Common Examples of HIPAA Breaches
- Lost or stolen unencrypted laptop, smartphone, or USB drive containing PHI (unsecured protected health information).
- Ransomware or other hacking/IT incidents that encrypt or exfiltrate PHI from EHRs, file shares, or cloud storage.
- Misdirected communications: emails, faxes, or mailings sent to the wrong patient or recipient with PHI included.
- Workforce snooping: employees accessing records of friends, family members, or public figures without a job-related need.
- Improper disposal: paper charts or films discarded without shredding; devices discarded without secure wipe or destruction.
- Third-party/vendor incidents: billing service or EHR vendor exposes PHI; the business associate notifies the covered entity to trigger reporting.
- Mailbox compromises: phishing leads to unauthorized inbox access with ePHI in messages or attachments.
Note: If the PHI was properly encrypted and the encryption keys were not compromised, the event may not constitute a reportable breach. Always document your analysis and mitigation actions.
FAQs
What is the deadline for reporting a HIPAA breach to HHS OCR?
For breaches affecting 500 or more individuals, you must report to HHS OCR without unreasonable delay and no later than 60 calendar days after the breach discovery date.

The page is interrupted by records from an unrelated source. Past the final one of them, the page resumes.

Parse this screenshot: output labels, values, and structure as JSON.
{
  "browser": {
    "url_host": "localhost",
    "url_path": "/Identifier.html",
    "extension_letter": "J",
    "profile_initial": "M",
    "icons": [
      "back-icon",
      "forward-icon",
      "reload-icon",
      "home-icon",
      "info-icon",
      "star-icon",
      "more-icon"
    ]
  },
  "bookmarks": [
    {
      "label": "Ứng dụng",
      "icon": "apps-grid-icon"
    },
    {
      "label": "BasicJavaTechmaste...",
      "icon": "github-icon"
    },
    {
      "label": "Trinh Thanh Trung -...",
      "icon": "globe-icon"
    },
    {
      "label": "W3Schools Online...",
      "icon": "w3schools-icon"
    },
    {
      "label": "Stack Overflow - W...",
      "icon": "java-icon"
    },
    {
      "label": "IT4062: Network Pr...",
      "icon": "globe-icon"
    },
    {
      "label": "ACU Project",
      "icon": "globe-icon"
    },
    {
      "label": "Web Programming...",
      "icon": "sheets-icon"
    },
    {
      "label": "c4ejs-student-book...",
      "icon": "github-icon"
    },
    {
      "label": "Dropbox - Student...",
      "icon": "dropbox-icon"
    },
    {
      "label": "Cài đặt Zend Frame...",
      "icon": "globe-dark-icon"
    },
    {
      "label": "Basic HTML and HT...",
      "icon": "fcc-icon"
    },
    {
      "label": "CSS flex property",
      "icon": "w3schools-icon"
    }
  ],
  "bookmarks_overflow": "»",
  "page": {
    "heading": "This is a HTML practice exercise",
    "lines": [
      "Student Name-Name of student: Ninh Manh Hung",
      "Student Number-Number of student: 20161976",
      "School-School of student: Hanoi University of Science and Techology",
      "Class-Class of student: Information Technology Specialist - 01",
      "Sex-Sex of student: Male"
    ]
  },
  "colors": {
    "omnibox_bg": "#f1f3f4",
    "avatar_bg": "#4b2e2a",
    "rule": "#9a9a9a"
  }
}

For smaller incidents, you report to OCR no later than 60 days after the end of the calendar year in which the breach was discovered.
How are breaches affecting fewer than 500 individuals reported?
You must notify each affected individual within 60 calendar days of discovery, then log the incident and submit it to HHS OCR within 60 days after the end of that calendar year via the electronic breach notification portal.
When must media notification be issued after a breach?
If a breach affects 500 or more residents of a single state or jurisdiction, you must provide media breach notification without unreasonable delay and no later than 60 calendar days after the breach discovery date, in addition to individual notices and the OCR report.
What examples qualify as a reportable HIPAA breach?
Common reportable events include PHI unauthorized access due to hacking or ransomware, lost or stolen unencrypted devices, misdirected emails or mailings containing PHI, workforce snooping, improper disposal of PHI, vendor incidents exposing PHI, and mailbox compromises. Incidents involving properly encrypted PHI without key compromise are typically not reportable.